Malaysian financier denies planning the 1MDB graft scandal

KUALA LUMPUR: The Malaysian financial fugitive at the center of a billionaire corruption scandal insisted that he had not led the looting of the fund, a report said Monday.

Low Taek Jho, commonly known as, has been accused of Malaysia and the United States for allegedly playing an important role in stealing billions of dollars from the sovereign wealth fund.

The looted money was used to buy everything from a superyacht to art, in a fraud that supposedly involved the former leader Najib Razak and contributed to the fall of his government in 2018.

In a rare interview, Low told the Straits Times newspaper in Singapore that he was an intermediary who was wanted because of his good relations with businessmen and influential foreign decision makers.

The idea that I am a kind of 'mastermind' is simply wrong, said the financier, who acted as an unofficial advisor to 1MDB.

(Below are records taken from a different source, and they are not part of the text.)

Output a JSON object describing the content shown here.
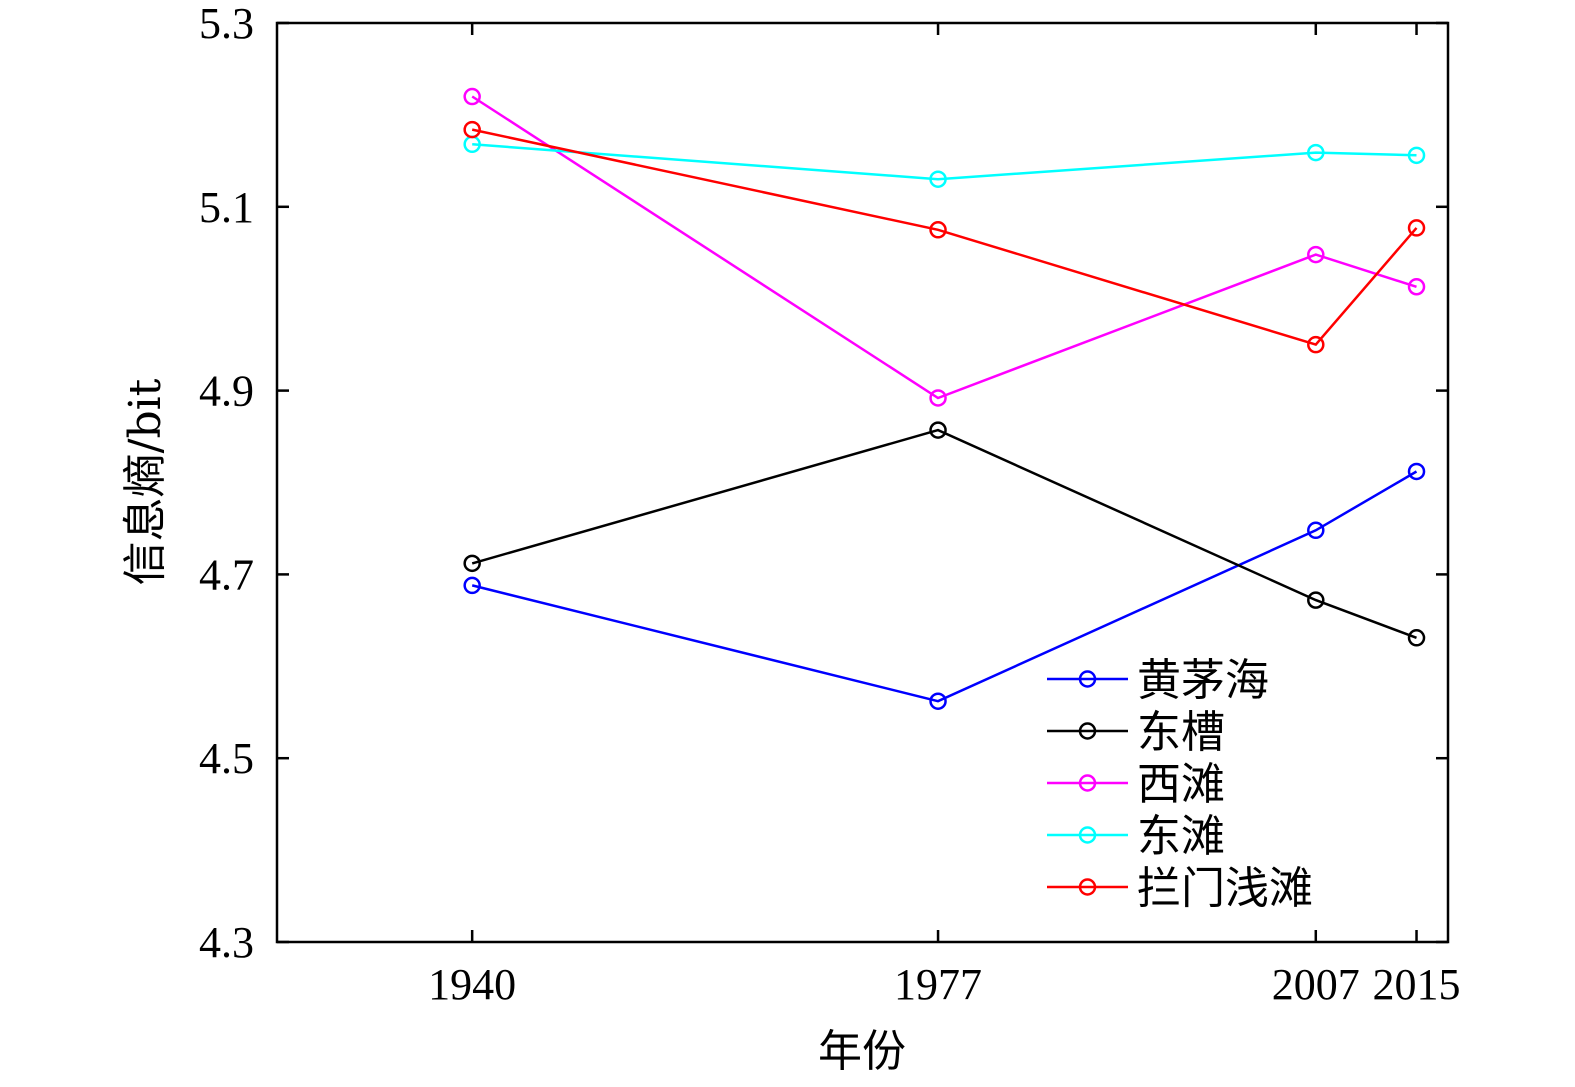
{
  "chart_data": {
    "type": "line",
    "xlabel": "年份",
    "ylabel": "信息熵/bit",
    "x": [
      1940,
      1977,
      2007,
      2015
    ],
    "x_tick_labels": [
      "1940",
      "1977",
      "2007",
      "2015"
    ],
    "ylim": [
      4.3,
      5.3
    ],
    "y_ticks": [
      4.3,
      4.5,
      4.7,
      4.9,
      5.1,
      5.3
    ],
    "y_tick_labels": [
      "4.3",
      "4.5",
      "4.7",
      "4.9",
      "5.1",
      "5.3"
    ],
    "grid": false,
    "legend_position": "bottom-right",
    "marker": "open-circle",
    "series": [
      {
        "name": "黄茅海",
        "color": "#0000ff",
        "values": [
          4.688,
          4.562,
          4.748,
          4.812
        ]
      },
      {
        "name": "东槽",
        "color": "#000000",
        "values": [
          4.712,
          4.857,
          4.672,
          4.631
        ]
      },
      {
        "name": "西滩",
        "color": "#ff00ff",
        "values": [
          5.22,
          4.892,
          5.048,
          5.013
        ]
      },
      {
        "name": "东滩",
        "color": "#00ffff",
        "values": [
          5.168,
          5.13,
          5.159,
          5.156
        ]
      },
      {
        "name": "拦门浅滩",
        "color": "#ff0000",
        "values": [
          5.184,
          5.075,
          4.95,
          5.077
        ]
      }
    ]
  }
}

The 38-year-old man, who constantly denies having acted badly over the scandal, said several institutions, bankers and lawyers had also worked with the fund, in replies sent by email to the newspaper.

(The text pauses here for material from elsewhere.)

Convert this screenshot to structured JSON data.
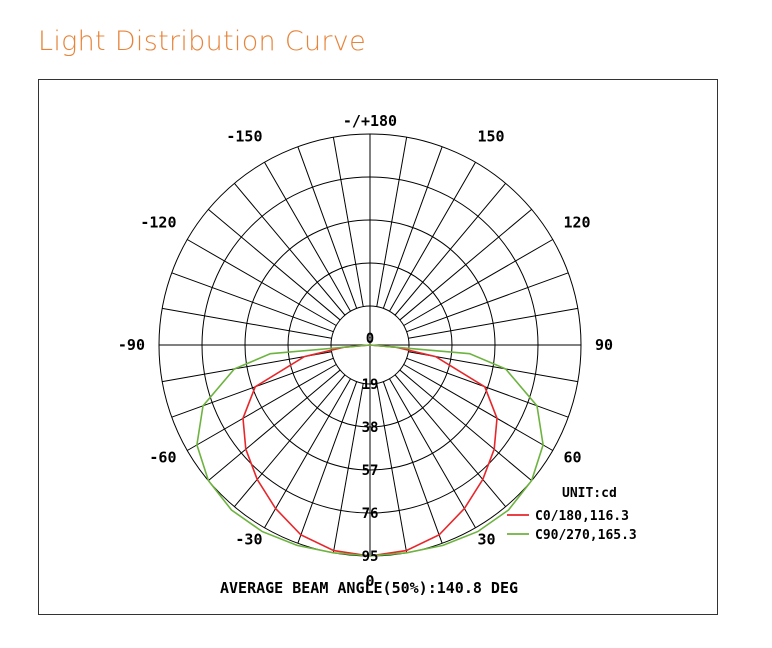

The excessive amount of media scrutiny about me compared to that placed in global financial institutions and other institutions and advisors that actually organized and facilitated the fundraising in question is staggering, he said.

The reality is that I am an easy target.

Malaysia has charged Goldman sachs and some current and former employees on the role of the bank in organizing bond issues for 1MDB, and the authorities claim that large sums were misappropriated.

The bank has promised to fight the charges.

Najib has been tried for the scandal since he lost power, and a key part of his defense is that Low planned the fraud and was unaware of what was happening.

Low refused to be attracted to his current whereabouts. It is reported that it is found in places ranging from the United Arab Emirates to China.

In October, it reached an agreement with US authorities to lose assets worth $ 700 million, including a Beverly Hills hotel and a private jet, as part of efforts to recover stolen cash.